If your credit-card issuer charges you interest during deferment, your balance will grow while you don’t make payments. An increased balance uses up more of your credit limit, which could lower your credit score.

Check Your Credit Report to Confirm Your Deferment

“It’s a good idea now especially if you’re working with your lenders to check your reports more often just to confirm that things are being reported correctly,” Griffin said.

Usually, you can do so for free once per year via AnnualCreditReport.com, but all three bureaus are allowing weekly free reports through April 2021. 

Credit reporting may not happen instantly. Most credit card issuers report accounts monthly, it may take several weeks for a deferral or other activity to appear. 

If after three or four weeks it seems like something is reported incorrectly (a new late payment while you’re in deferral, for example), you should contact the credit card issuer to make corrections, Griffin said. 

What Won’t COVID Relief Cover?

For anyone who was 30 days late or more before a payment deferral was approved, their credit report will still indicate the late payment. However, the late payment will not get worse. So, if you were 30 days late and then enter into deferment for two months, your credit report will show you being 30 days late instead of 90 when the deferment is over.

“If you can catch up on that late payment [during the deferral period], however, it will be updated and shown as current,” Griffin said. 

Of course, anytime you enter into an agreement with a creditor, you want to be sure you understand the details. For example, you’ll want to know if your account is going into deferment or forbearance. With the latter, interest will continue to accrue, which may then increase your minimum payment due once you resume payments. 

Other Factors to Consider

You have to be 30 days late in order for your late payment to ding your credit report. So, if you are just three days late and then you make your payment, the issuer won’t report the late payment.

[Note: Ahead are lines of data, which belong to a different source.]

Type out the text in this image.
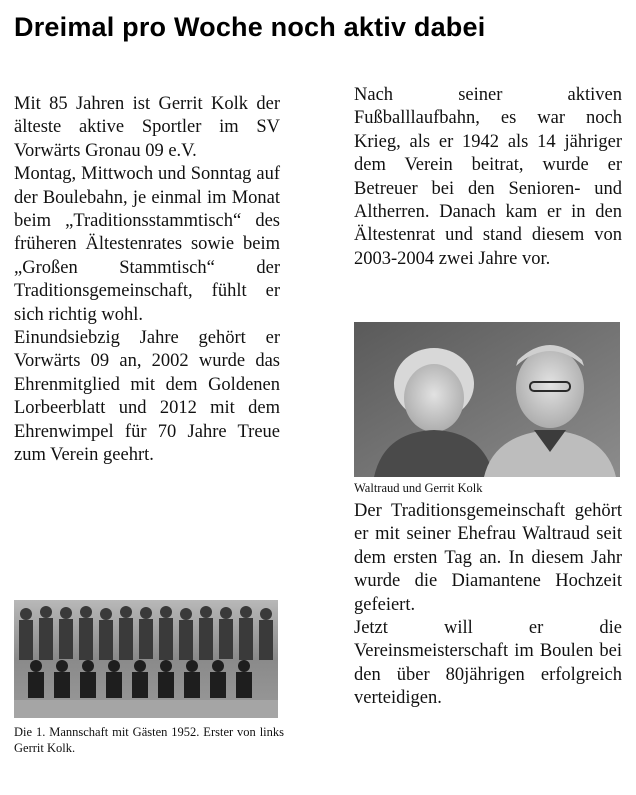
Dreimal pro Woche noch aktiv dabei

Mit 85 Jahren ist Gerrit Kolk der älteste aktive Sportler im SV Vorwärts Gronau 09 e.V.

Montag, Mittwoch und Sonntag auf der Boulebahn, je einmal im Monat beim „Traditionsstammtisch“ des früheren Ältestenrates sowie beim „Großen Stammtisch“ der Traditionsgemeinschaft, fühlt er sich richtig wohl.

Einundsiebzig Jahre gehört er Vorwärts 09 an, 2002 wurde das Ehrenmitglied mit dem Goldenen Lorbeerblatt und 2012 mit dem Ehrenwimpel für 70 Jahre Treue zum Verein geehrt.

Die 1. Mannschaft mit Gästen 1952. Erster von links Gerrit Kolk.

Nach seiner aktiven Fußballlaufbahn, es war noch Krieg, als er 1942 als 14 jähriger dem Verein beitrat, wurde er Betreuer bei den Senioren- und Altherren. Danach kam er in den Ältestenrat und stand diesem von 2003-2004 zwei Jahre vor.

Waltraud und Gerrit Kolk

Der Traditionsgemeinschaft gehört er mit seiner Ehefrau Waltraud seit dem ersten Tag an. In diesem Jahr wurde die Diamantene Hochzeit gefeiert.

Jetzt will er die Vereinsmeisterschaft im Boulen bei den über 80jährigen erfolgreich verteidigen.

Once you are late 30 days or more, that late payment will remain on your credit report for seven years, Griffin said. If your late payment becomes 180 days late, the issuer may “charge off” the account as a loss, and that delinquency will also remain for seven years. You can try to plead your case with the credit card issuer and ask them to remove the late payment if you underwent a hardship, but there’s no guarantee the issuer will agree to do that.

Even if a late payment stays on your report for the full seven years, its effect on your credit score will decrease as time goes on, Griffin said.